As such, some of us might find it difficult to invest as we barely even have money left in our savings accounts. Some of us simply leave our money in savings accounts because of the easy access whenever needed. But the thing about savings is that it did not give any return, so our money lost its value due to inflation.
As such, we need to invest our money. Still, investment is a bit scary to maneuver the risk and return, especially for those without knowledge and experience. Investment has it up and down; sometimes, we might lose our hard-earned money. It is also not easy to withdraw our money as most investments will require demand and supply before we can liquidate our investments.

However, do you know that you can taste the benefit of both worlds if you invest in fixed price unit trust fund offered by such as Amanah Saham Bumiputera (ASB)?
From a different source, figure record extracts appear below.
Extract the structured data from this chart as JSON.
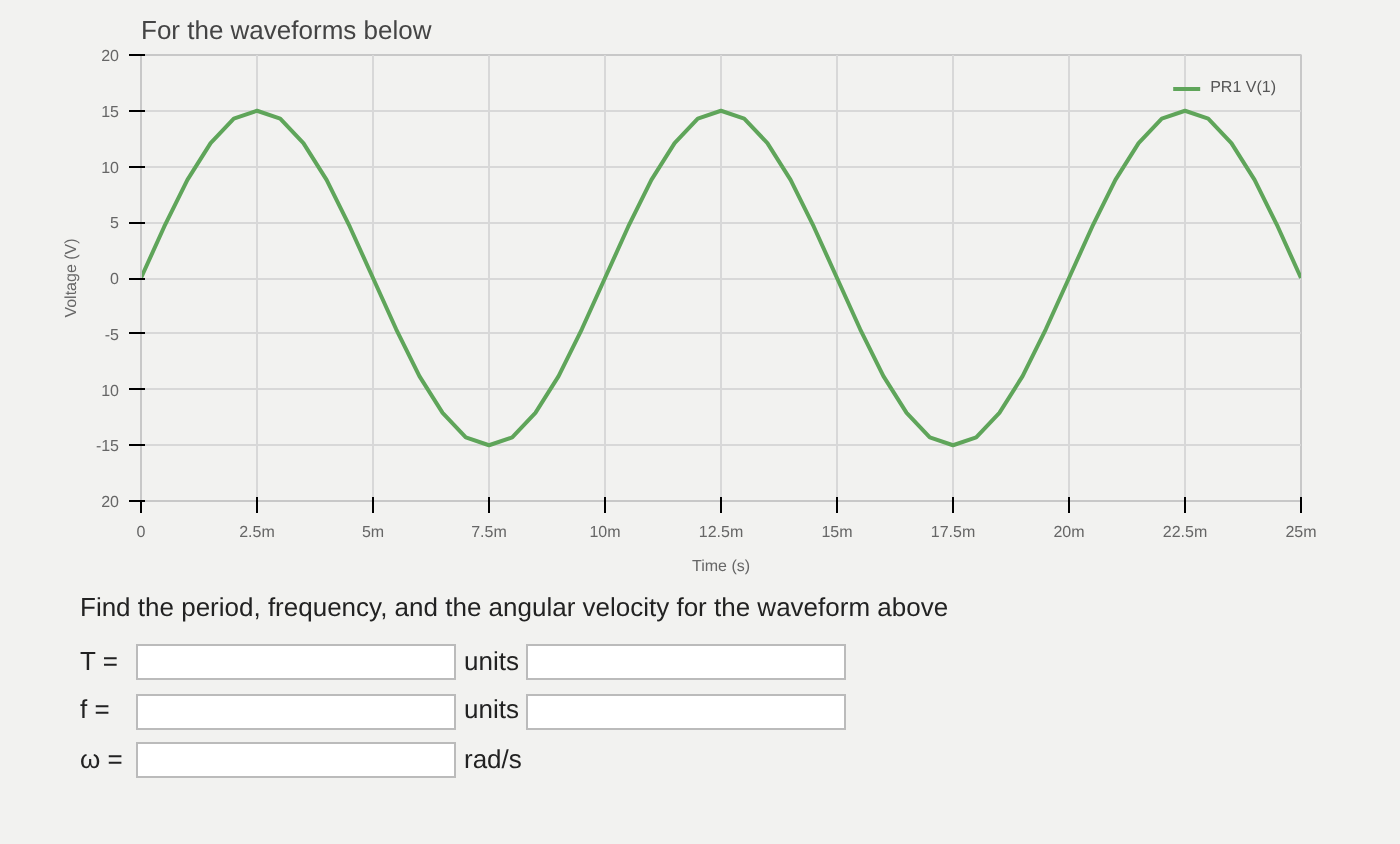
{
  "chart_data": {
    "type": "line",
    "title": "For the waveforms below",
    "xlabel": "Time (s)",
    "ylabel": "Voltage (V)",
    "x": [
      0,
      0.5,
      1,
      1.5,
      2,
      2.5,
      3,
      3.5,
      4,
      4.5,
      5,
      5.5,
      6,
      6.5,
      7,
      7.5,
      8,
      8.5,
      9,
      9.5,
      10,
      10.5,
      11,
      11.5,
      12,
      12.5,
      13,
      13.5,
      14,
      14.5,
      15,
      15.5,
      16,
      16.5,
      17,
      17.5,
      18,
      18.5,
      19,
      19.5,
      20,
      20.5,
      21,
      21.5,
      22,
      22.5,
      23,
      23.5,
      24,
      24.5,
      25
    ],
    "series": [
      {
        "name": "PR1 V(1)",
        "color": "#5fa55a",
        "values": [
          0,
          4.6,
          8.8,
          12.1,
          14.3,
          15,
          14.3,
          12.1,
          8.8,
          4.6,
          0,
          -4.6,
          -8.8,
          -12.1,
          -14.3,
          -15,
          -14.3,
          -12.1,
          -8.8,
          -4.6,
          0,
          4.6,
          8.8,
          12.1,
          14.3,
          15,
          14.3,
          12.1,
          8.8,
          4.6,
          0,
          -4.6,
          -8.8,
          -12.1,
          -14.3,
          -15,
          -14.3,
          -12.1,
          -8.8,
          -4.6,
          0,
          4.6,
          8.8,
          12.1,
          14.3,
          15,
          14.3,
          12.1,
          8.8,
          4.6,
          0
        ]
      }
    ],
    "xlim": [
      0,
      25
    ],
    "ylim": [
      -20,
      20
    ],
    "xticks": [
      0,
      {
        "value": 2.5,
        "label": "2.5m"
      },
      {
        "value": 5,
        "label": "5m"
      },
      {
        "value": 7.5,
        "label": "7.5m"
      },
      {
        "value": 10,
        "label": "10m"
      },
      {
        "value": 12.5,
        "label": "12.5m"
      },
      {
        "value": 15,
        "label": "15m"
      },
      {
        "value": 17.5,
        "label": "17.5m"
      },
      {
        "value": 20,
        "label": "20m"
      },
      {
        "value": 22.5,
        "label": "22.5m"
      },
      {
        "value": 25,
        "label": "25m"
      }
    ],
    "yticks": [
      {
        "value": -20,
        "label": "20"
      },
      -15,
      {
        "value": -10,
        "label": "10"
      },
      -5,
      0,
      5,
      10,
      15,
      20
    ],
    "grid": true,
    "legend": "top right",
    "marker": "none",
    "line_style": "solid",
    "annotations": [
      "Find the period, frequency, and the angular velocity for the waveform above",
      "T =",
      "units",
      "f =",
      "units",
      "ω =",
      "rad/s"
    ]
  }
}
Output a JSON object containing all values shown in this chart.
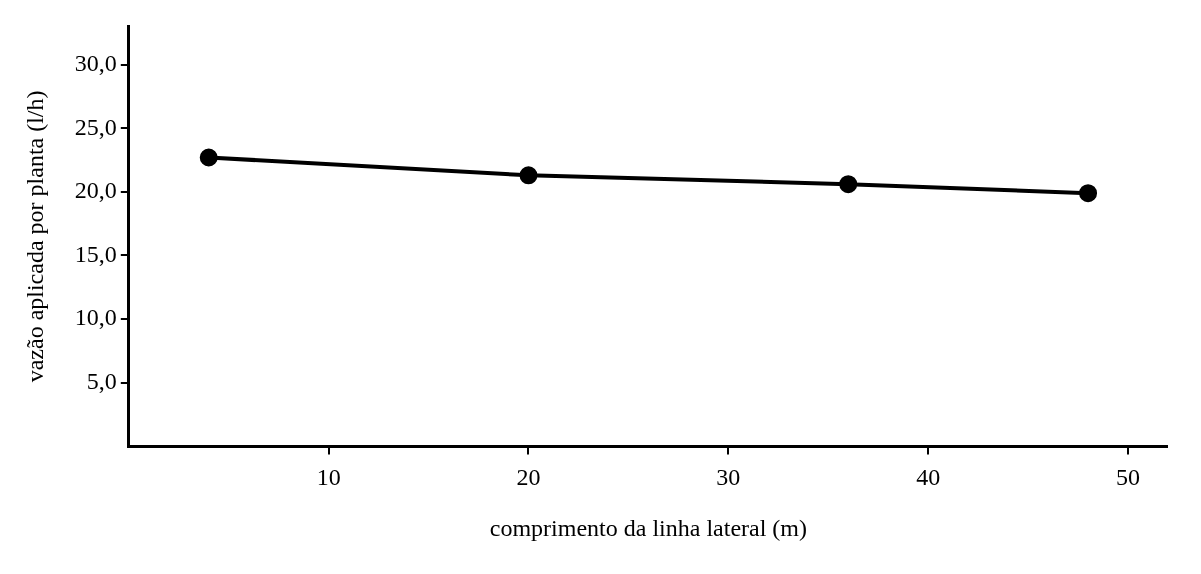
{
  "chart_data": {
    "type": "line",
    "xlabel": "comprimento da linha lateral (m)",
    "ylabel": "vazão aplicada por planta (l/h)",
    "x": [
      4,
      20,
      36,
      48
    ],
    "series": [
      {
        "color": "#000000",
        "values": [
          22.7,
          21.3,
          20.6,
          19.9
        ]
      }
    ],
    "xlim": [
      0,
      52
    ],
    "xticks": [
      10,
      20,
      30,
      40,
      50
    ],
    "ylim": [
      0,
      33
    ],
    "yticks": [
      {
        "value": 5,
        "label": "5,0"
      },
      {
        "value": 10,
        "label": "10,0"
      },
      {
        "value": 15,
        "label": "15,0"
      },
      {
        "value": 20,
        "label": "20,0"
      },
      {
        "value": 25,
        "label": "25,0"
      },
      {
        "value": 30,
        "label": "30,0"
      }
    ],
    "grid": false,
    "legend": false,
    "marker": "circle",
    "line_style": "solid"
  }
}
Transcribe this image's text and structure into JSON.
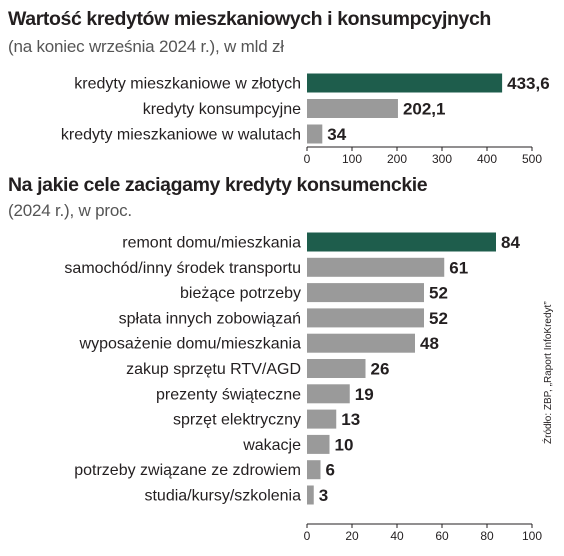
{
  "chart_data": [
    {
      "type": "bar",
      "orientation": "horizontal",
      "title": "Wartość kredytów mieszkaniowych i konsumpcyjnych",
      "subtitle": "(na koniec września 2024 r.), w mld zł",
      "categories": [
        "kredyty mieszkaniowe w złotych",
        "kredyty konsumpcyjne",
        "kredyty mieszkaniowe w walutach"
      ],
      "values": [
        433.6,
        202.1,
        34
      ],
      "value_labels": [
        "433,6",
        "202,1",
        "34"
      ],
      "xlim": [
        0,
        500
      ],
      "ticks": [
        0,
        100,
        200,
        300,
        400,
        500
      ],
      "tick_labels": [
        "0",
        "100",
        "200",
        "300",
        "400",
        "500"
      ],
      "grid": false,
      "highlight_color": "#1e5d4c",
      "bar_color": "#9a9a9a"
    },
    {
      "type": "bar",
      "orientation": "horizontal",
      "title": "Na jakie cele zaciągamy kredyty konsumenckie",
      "subtitle": "(2024 r.), w proc.",
      "categories": [
        "remont domu/mieszkania",
        "samochód/inny środek transportu",
        "bieżące potrzeby",
        "spłata innych zobowiązań",
        "wyposażenie domu/mieszkania",
        "zakup sprzętu RTV/AGD",
        "prezenty świąteczne",
        "sprzęt elektryczny",
        "wakacje",
        "potrzeby związane ze zdrowiem",
        "studia/kursy/szkolenia"
      ],
      "values": [
        84,
        61,
        52,
        52,
        48,
        26,
        19,
        13,
        10,
        6,
        3
      ],
      "value_labels": [
        "84",
        "61",
        "52",
        "52",
        "48",
        "26",
        "19",
        "13",
        "10",
        "6",
        "3"
      ],
      "xlim": [
        0,
        100
      ],
      "ticks": [
        0,
        20,
        40,
        60,
        80,
        100
      ],
      "tick_labels": [
        "0",
        "20",
        "40",
        "60",
        "80",
        "100"
      ],
      "grid": false,
      "highlight_color": "#1e5d4c",
      "bar_color": "#9a9a9a"
    }
  ],
  "source": "Źródło: ZBP, „Raport InfoKredyt”"
}
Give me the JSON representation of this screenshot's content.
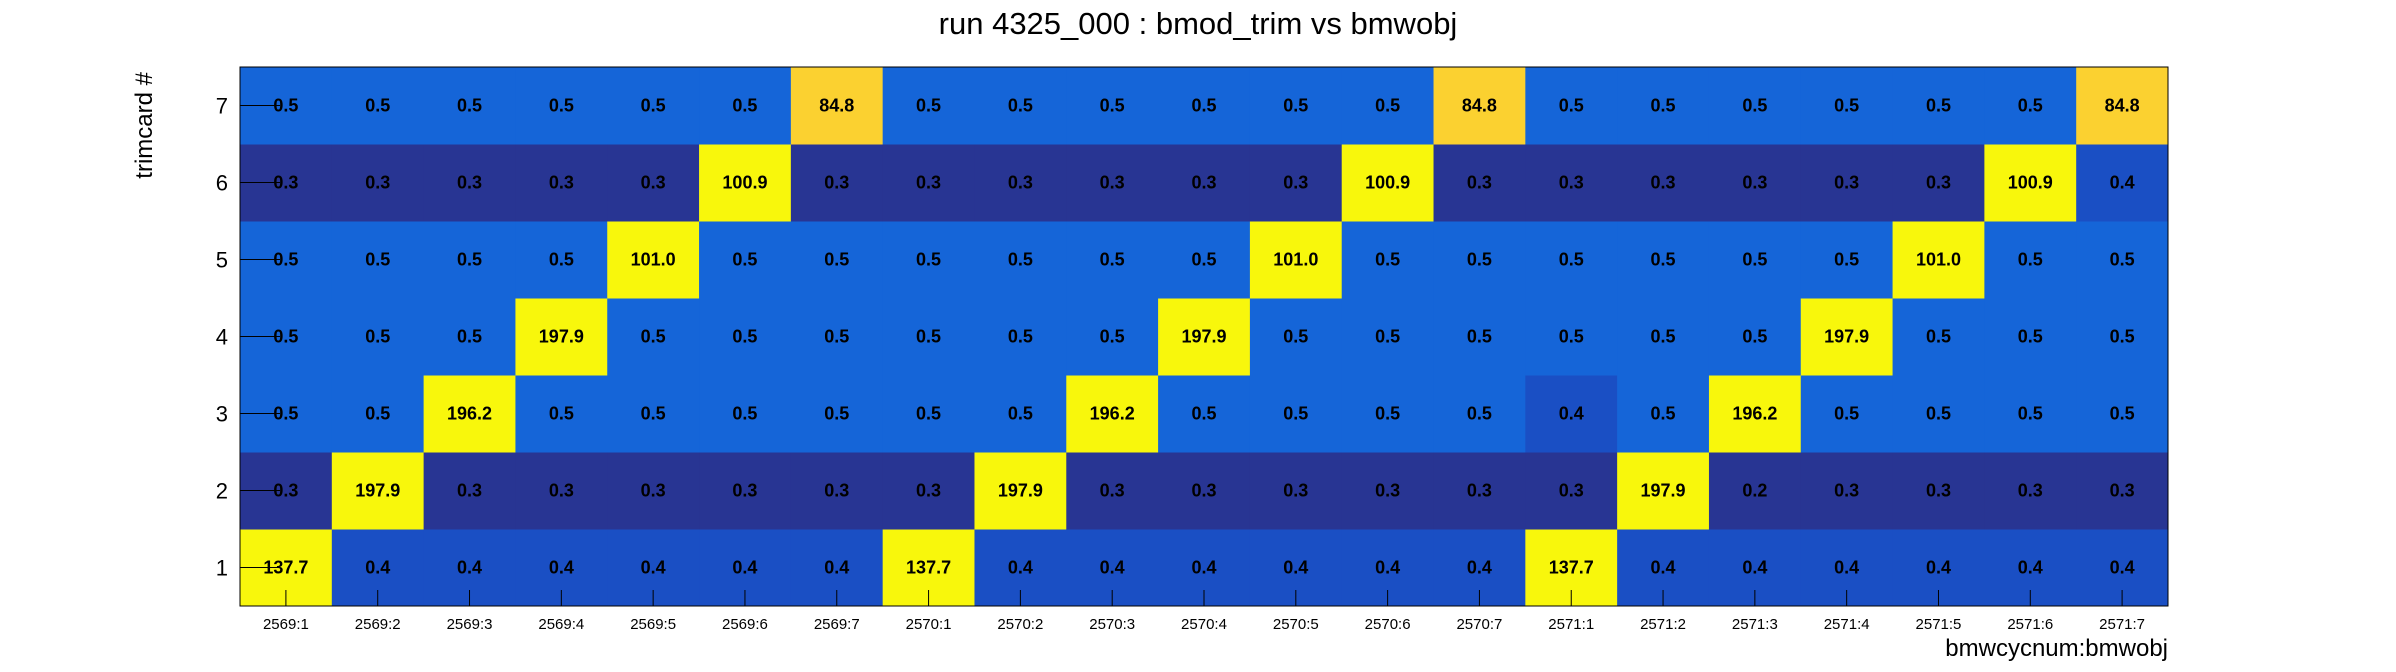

Fixed price unit trust fund is a unique instrument launched by the government back in the 1980s to encourage Bumiputera to invest. As of now, ASB remains the biggest unit trust fund in Malaysia, with more than 10-million-unit holders.
By investing in the fixed price unit trust fund, you will get to enjoy the benefits of both a saving and investment as it has unique features such as fixed price and high liquidity. Each unit is offered at a fixed price of RM1 per unit, making it a low-risk investment while high liquidity feature makes it easy to be withdrawn.
It is also quite easy to invest in the fund as it has a wide range of agents all over Malaysia besides the portal and apps, which allow us to invest online and automatically.
These unique feature makes fixed-price unit trust a unique investment vehicle and as such it should be the investment of choice to build our wealth. Why let your money sit in a savings account with low return when you have the option to invest your money in ASB?
However, one must remember that a fixed-price unit trust is not a savings account. Therefore, the money invested must be treated differently from savings accounts. Ideally, you must invest for a long term and refrain from withdrawing the money, so the money invested will enjoy the return and have the potential to grow by the power of compounding interest.